Frequently asked questions

How much cheaper are Spanish keywords compared to English on Google Ads?

Spanish keyword CPCs typically run 40% to 75% lower than English equivalents in the same US markets. A Google study found that targeting Spanish search interfaces resulted in a 5.7% uplift in clicks at a 70% lower CPC. Real campaign data from our healthcare client showed English dental keywords at $0.80 CPC versus Spanish equivalents at $0.47 CPC, a 41% reduction with comparable conversion rates.

Which US cities benefit most from bilingual marketing?

The deepest bilingual markets in the US are El Paso (81% Hispanic), Miami (70%), San Antonio (64%), Houston (44%), Los Angeles (47%), Phoenix (43%), and New York City (29%). Beyond population share, what matters is whether the city has a meaningful share of Spanish-default browser users actively searching for local services. Miami, Houston, LA, San Antonio, and Phoenix lead this list.

Can I just translate my English ads and landing pages into Spanish?

No. Direct translation is the most common mistake in bilingual marketing. Spanish has regional variations (Mexican, Cuban, Caribbean, Puerto Rican) with different vocabulary for the same product. Spanish text is also roughly 30% longer than English, which breaks Google Ads character limits. You need bilingual native speakers writing original copy, not translating existing copy.

How much of the US is bilingual or Spanish-speaking?

Approximately 67.7 million Hispanics live in the US, around 20% of the total population. Pew Research estimates over 60% of US Hispanics are bilingual. Total Hispanic buying power in 2026 is projected at $2.7-3 trillion. If US Latinos were a standalone economy, they would rank as the fifth largest GDP in the world.

Should I run separate Google Ads campaigns for Spanish and English?

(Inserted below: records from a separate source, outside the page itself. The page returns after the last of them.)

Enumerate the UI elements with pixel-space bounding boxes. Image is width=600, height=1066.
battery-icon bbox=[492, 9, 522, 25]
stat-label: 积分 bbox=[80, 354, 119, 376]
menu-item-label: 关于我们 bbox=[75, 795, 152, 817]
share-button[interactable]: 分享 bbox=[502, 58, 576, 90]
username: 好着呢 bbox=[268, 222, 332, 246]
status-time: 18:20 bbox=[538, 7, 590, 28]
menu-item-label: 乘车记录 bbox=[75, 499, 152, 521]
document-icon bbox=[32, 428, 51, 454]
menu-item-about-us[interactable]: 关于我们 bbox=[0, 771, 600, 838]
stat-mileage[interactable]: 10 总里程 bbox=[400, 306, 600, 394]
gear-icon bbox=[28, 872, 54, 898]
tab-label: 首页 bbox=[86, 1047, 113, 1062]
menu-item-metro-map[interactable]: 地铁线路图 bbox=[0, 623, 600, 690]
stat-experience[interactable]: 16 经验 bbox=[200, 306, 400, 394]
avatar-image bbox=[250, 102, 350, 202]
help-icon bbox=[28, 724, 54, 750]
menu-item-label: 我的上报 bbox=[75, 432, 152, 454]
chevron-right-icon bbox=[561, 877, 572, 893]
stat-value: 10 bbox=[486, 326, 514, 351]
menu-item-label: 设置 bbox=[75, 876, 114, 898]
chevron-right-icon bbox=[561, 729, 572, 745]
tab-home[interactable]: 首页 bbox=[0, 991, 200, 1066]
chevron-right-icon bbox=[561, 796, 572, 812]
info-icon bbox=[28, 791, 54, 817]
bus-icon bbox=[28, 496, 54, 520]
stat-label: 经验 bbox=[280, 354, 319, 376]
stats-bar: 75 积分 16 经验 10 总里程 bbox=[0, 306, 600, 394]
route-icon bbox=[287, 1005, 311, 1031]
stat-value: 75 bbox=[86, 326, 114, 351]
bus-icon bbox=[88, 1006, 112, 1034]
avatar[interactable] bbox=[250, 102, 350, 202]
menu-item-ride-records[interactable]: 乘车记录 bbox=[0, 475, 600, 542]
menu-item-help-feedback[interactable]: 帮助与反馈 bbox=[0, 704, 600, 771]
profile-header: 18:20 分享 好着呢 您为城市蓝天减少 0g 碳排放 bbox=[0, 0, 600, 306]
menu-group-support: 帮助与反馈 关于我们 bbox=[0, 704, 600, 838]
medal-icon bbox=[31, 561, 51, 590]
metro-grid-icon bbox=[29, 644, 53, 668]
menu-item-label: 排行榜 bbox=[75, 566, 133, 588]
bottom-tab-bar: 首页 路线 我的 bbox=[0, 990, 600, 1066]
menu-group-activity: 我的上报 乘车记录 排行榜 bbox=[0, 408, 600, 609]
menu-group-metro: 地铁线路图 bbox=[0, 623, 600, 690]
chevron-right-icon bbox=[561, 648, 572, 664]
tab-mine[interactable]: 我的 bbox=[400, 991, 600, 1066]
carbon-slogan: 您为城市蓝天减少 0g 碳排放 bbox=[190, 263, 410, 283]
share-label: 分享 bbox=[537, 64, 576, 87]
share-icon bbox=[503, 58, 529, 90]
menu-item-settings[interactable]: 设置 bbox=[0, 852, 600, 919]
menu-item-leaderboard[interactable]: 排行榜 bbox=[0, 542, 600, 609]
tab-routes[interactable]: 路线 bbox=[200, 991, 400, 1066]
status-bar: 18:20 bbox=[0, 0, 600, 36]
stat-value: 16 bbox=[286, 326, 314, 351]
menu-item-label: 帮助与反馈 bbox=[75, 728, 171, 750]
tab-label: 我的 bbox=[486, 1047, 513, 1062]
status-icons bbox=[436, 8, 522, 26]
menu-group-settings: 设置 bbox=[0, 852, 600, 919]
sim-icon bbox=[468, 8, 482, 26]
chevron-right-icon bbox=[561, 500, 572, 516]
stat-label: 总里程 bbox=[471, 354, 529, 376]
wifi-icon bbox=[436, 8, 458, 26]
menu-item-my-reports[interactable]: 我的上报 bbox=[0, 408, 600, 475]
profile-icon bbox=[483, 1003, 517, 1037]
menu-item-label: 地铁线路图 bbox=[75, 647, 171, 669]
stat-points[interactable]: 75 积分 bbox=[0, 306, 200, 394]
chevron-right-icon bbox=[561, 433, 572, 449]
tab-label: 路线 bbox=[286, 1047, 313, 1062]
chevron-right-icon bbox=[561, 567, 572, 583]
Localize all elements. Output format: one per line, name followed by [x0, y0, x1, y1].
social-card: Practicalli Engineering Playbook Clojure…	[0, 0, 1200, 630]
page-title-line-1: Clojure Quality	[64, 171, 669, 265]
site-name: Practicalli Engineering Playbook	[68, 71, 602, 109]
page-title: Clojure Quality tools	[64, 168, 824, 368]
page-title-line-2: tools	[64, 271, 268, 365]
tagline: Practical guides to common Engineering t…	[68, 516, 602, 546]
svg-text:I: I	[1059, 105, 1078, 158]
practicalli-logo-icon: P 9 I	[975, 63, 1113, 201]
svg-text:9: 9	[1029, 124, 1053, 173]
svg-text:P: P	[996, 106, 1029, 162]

Yes. Mixing languages in the same campaign breaks Google's keyword bidding logic and prevents independent optimization. The correct setup is duplicate campaign structure: one in English targeting English browser users, one in Spanish targeting Spanish browser users, with separate ad copy, separate landing pages, and separate negative keyword lists. This also lets you compare CPL and conversion rate by language.